<h1 align="center" width="100%">POSIX Portable String Conversion</h1>
Converts Unicode strings to ones containing only characters from the [POSIX Portable File Name Character Set (Wikipedia)](https://en.wikipedia.org/wiki/Portable_character_set#Portable_filename_character_set). Other characters are converted to the closest ASCII representation using [deunicode (docs.rs)](https://docs.rs/deunicode/latest/deunicode/) where possible and removed otherwise, and delimiters are automatically inserted where necessary using an algorithm described further down. The converted strings may then be used as user-facing filenames or keys in systems where portability is required. Filenames also have a max length of 255 enforced while preserving the extension.
## Examples
- "Horsey 🦄🦄" → `horsey_unicorn_unicorn`
- "Næstved" → `naestved`
- "晒后假日" → `shai_hou_jia_ri`
- "Београд - Добановци" → `beograd-dobanovtsi`
- " 🌵 . 🌵 Prickly/delimiters 🌵!" → `cactus.cactus_prickly_delimiters_cactus`
## Documentation
Read the [DOCUMENTATION HERE](https://docs.rs/posix_string/latest/posix_string/).
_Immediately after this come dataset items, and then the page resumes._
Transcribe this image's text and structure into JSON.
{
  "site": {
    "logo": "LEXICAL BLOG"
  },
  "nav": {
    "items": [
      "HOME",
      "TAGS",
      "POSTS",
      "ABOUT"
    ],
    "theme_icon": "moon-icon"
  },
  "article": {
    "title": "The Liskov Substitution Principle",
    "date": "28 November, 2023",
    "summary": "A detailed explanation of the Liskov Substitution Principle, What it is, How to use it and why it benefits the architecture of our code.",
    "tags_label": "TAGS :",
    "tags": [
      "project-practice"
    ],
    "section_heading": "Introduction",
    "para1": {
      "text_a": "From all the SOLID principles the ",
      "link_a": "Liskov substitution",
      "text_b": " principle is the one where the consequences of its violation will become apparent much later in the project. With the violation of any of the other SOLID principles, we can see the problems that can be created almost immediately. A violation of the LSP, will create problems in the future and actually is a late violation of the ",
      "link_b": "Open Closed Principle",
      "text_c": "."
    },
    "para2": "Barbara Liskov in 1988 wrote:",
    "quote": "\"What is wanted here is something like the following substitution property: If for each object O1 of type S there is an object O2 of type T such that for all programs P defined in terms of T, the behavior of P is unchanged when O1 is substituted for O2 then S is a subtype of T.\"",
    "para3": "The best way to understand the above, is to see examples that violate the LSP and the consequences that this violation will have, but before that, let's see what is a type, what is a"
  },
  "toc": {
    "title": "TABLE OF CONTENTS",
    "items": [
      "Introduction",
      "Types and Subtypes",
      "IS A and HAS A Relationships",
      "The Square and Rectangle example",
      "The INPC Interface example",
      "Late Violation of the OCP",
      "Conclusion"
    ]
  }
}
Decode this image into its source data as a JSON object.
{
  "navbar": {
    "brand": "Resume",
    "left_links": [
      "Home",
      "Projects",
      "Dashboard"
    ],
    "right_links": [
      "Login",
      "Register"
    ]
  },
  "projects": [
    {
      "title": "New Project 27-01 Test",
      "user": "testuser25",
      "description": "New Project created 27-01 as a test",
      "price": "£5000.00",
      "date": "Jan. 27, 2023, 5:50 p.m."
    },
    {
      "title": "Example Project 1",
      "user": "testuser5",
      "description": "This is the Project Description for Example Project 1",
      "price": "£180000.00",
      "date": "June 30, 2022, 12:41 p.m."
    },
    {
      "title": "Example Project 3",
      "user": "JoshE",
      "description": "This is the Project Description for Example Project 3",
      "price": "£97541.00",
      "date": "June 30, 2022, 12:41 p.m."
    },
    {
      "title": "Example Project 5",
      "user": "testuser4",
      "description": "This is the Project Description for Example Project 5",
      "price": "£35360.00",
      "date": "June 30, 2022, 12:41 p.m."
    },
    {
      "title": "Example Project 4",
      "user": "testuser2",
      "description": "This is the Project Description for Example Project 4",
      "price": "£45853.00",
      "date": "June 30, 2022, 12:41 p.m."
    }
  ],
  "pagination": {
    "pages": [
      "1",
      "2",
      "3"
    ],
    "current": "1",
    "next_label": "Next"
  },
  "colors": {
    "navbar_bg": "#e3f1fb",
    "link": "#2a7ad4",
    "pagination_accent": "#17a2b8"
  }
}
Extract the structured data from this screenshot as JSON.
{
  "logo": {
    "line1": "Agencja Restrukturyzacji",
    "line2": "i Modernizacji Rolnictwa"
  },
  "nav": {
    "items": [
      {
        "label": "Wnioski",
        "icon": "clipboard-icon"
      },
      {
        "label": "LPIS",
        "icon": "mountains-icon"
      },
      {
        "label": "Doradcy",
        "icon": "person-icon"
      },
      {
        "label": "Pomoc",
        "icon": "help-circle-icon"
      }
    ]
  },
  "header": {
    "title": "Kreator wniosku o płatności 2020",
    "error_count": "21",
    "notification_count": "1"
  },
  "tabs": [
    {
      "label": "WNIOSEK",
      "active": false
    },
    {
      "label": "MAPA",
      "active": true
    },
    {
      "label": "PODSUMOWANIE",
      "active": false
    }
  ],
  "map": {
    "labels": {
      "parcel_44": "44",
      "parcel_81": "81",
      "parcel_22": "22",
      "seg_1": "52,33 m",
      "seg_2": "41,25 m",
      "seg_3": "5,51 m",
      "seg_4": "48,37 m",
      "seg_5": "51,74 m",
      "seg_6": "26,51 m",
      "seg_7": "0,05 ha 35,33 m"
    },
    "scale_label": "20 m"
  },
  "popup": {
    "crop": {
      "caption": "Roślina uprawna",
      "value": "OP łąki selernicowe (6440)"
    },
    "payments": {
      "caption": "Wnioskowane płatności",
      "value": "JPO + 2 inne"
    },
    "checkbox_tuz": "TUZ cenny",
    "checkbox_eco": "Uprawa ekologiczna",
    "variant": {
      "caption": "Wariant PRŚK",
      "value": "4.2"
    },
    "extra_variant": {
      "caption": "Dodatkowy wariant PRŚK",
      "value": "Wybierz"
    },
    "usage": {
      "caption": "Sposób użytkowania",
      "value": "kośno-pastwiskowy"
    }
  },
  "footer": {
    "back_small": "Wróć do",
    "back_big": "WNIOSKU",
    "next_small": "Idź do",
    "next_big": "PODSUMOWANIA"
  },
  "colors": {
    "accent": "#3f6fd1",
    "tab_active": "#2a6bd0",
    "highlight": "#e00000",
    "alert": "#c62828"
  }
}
## Delimiter insertion algorithm
The goal is to insert a delimiting `_` before and after a conversion like `😃 → smiley` to ensure that e.g. `晒后假日` gets converted as `shai_hou_jia_ri` and not `shaihoujiari`. However, this can't be done carte blanche since the input symbol may already be surrounded by a delimiter or string terminals; e.g., we would otherwise get conversions like `😃.😃 → _smiley_._smiley_`. Instead of inserting a delimiter directly, we therefore insert a special _marker_ character, which indicates "we here need a delimiter". A marker is then reified as a delimiting `_` if both the following conditions are met:
- The next character is not a delimiter, string terminal, or marker.
- The previous non-marker character is not a delimiter or string terminal.
The "non-marker" clauses above ensure that multiple sequential markers get reified as at most one delimiter.
The markers are inserted around a conversion if one of the following conditions are met:
- There was no viable conversion. If so, we assume that the input character was non-alphabetic and is therefore best represented as a delimiter.
- The conversion has length > 1 and was from a non-alphabetic input character. This ensures that we're not adding markers around e.g. `ä` in `aäa → aaa` or `æ` in `aæa → aaea`.
Additionally, input characters can be wholly replaced with a marker if it's an ASCII symbol not among the allowed ones (`._-`). We do this instead of directly replacing them with an allowed delimiter since it ensures that multiple sequential non-allowed symbols are replaced with at most one delimiter. E.g., `a!"#b` gets converted as `a_b` and not `a___b`.
Note that there are simpler ways of ensuring the same delimiter requirements by creating an intermediate buffer and filtering superfluous delimiters, but this would require dynamic allocations.